Another thing I’ve emphasized is the importance of getting engaged during this transition—don’t sit on the sidelines. The most difficult period in the transition time following a long-tenured founding pastor is the first two years. If the congregation decides to sit on the sidelines or go check out other churches then the new pastor becomes a short-term pastor. We have prayerfully gone through this transition process and search for our next senior pastor so that would not happen here. I do not want Lyndol Loyd to be a short-term pastor. I want him to retire from LakeRidge UMC many years from now– providing sustained and stable leadership; keeping the momentum going. I believe Lyndol will do his part, will you do yours?
This morning in your bulletins you have an insert entitled “Momentum”. Please take that out of your bulletin and let’s look at it together.
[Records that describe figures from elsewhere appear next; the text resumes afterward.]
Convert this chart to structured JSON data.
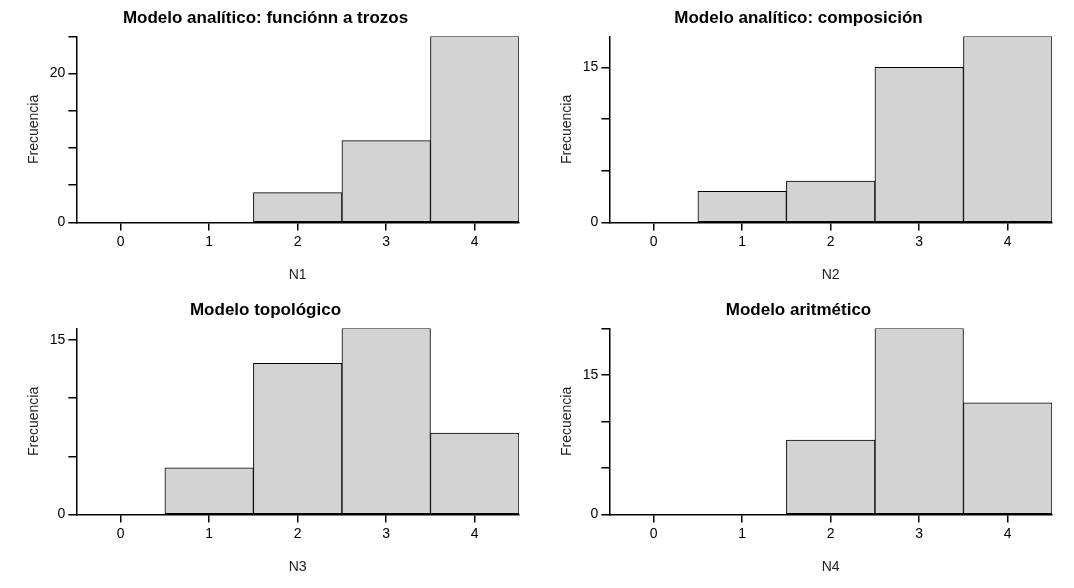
{
  "chart_data": [
    {
      "type": "histogram",
      "title": "Modelo analítico: funciónn a trozos",
      "xlabel": "N1",
      "ylabel": "Frecuencia",
      "bins": [
        -0.5,
        0.5,
        1.5,
        2.5,
        3.5,
        4.5
      ],
      "values": [
        0,
        0,
        4,
        11,
        25
      ],
      "color": "#d3d3d3",
      "xlim": [
        -0.5,
        4.5
      ],
      "xticks": [
        0,
        1,
        2,
        3,
        4
      ],
      "ylim": [
        0,
        25
      ],
      "yticks": [
        0,
        {
          "value": 5,
          "label": null
        },
        {
          "value": 10,
          "label": null
        },
        {
          "value": 15,
          "label": null
        },
        20,
        {
          "value": 25,
          "label": null
        }
      ]
    },
    {
      "type": "histogram",
      "title": "Modelo analítico: composición",
      "xlabel": "N2",
      "ylabel": "Frecuencia",
      "bins": [
        -0.5,
        0.5,
        1.5,
        2.5,
        3.5,
        4.5
      ],
      "values": [
        0,
        3,
        4,
        15,
        18
      ],
      "color": "#d3d3d3",
      "xlim": [
        -0.5,
        4.5
      ],
      "xticks": [
        0,
        1,
        2,
        3,
        4
      ],
      "ylim": [
        0,
        18
      ],
      "yticks": [
        0,
        {
          "value": 5,
          "label": null
        },
        {
          "value": 10,
          "label": null
        },
        15
      ]
    },
    {
      "type": "histogram",
      "title": "Modelo topológico",
      "xlabel": "N3",
      "ylabel": "Frecuencia",
      "bins": [
        -0.5,
        0.5,
        1.5,
        2.5,
        3.5,
        4.5
      ],
      "values": [
        0,
        4,
        13,
        16,
        7
      ],
      "color": "#d3d3d3",
      "xlim": [
        -0.5,
        4.5
      ],
      "xticks": [
        0,
        1,
        2,
        3,
        4
      ],
      "ylim": [
        0,
        16
      ],
      "yticks": [
        0,
        {
          "value": 5,
          "label": null
        },
        {
          "value": 10,
          "label": null
        },
        15
      ]
    },
    {
      "type": "histogram",
      "title": "Modelo aritmético",
      "xlabel": "N4",
      "ylabel": "Frecuencia",
      "bins": [
        -0.5,
        0.5,
        1.5,
        2.5,
        3.5,
        4.5
      ],
      "values": [
        0,
        0,
        8,
        20,
        12
      ],
      "color": "#d3d3d3",
      "xlim": [
        -0.5,
        4.5
      ],
      "xticks": [
        0,
        1,
        2,
        3,
        4
      ],
      "ylim": [
        0,
        20
      ],
      "yticks": [
        0,
        {
          "value": 5,
          "label": null
        },
        {
          "value": 10,
          "label": null
        },
        15,
        {
          "value": 20,
          "label": null
        }
      ]
    }
  ]
}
I want the best years of LRUMC to be ahead. We’ve had a great journey together. I want you to experience an even greater journey with your new leadership. He cannot do it without your love, support, encouragement and engagement. And prayers! Please commit to stay engaged for at least two years. I will present these to Lyndol when he comes so he will know who he can count on to boldly venture into the future with him.
“Now choose life, so that you and your children may live 20 and that you may love the LORD your God, listen to his voice, and hold fast to him.”
Pass these to the ushers during our closing song in sanctuary and at LR Praise.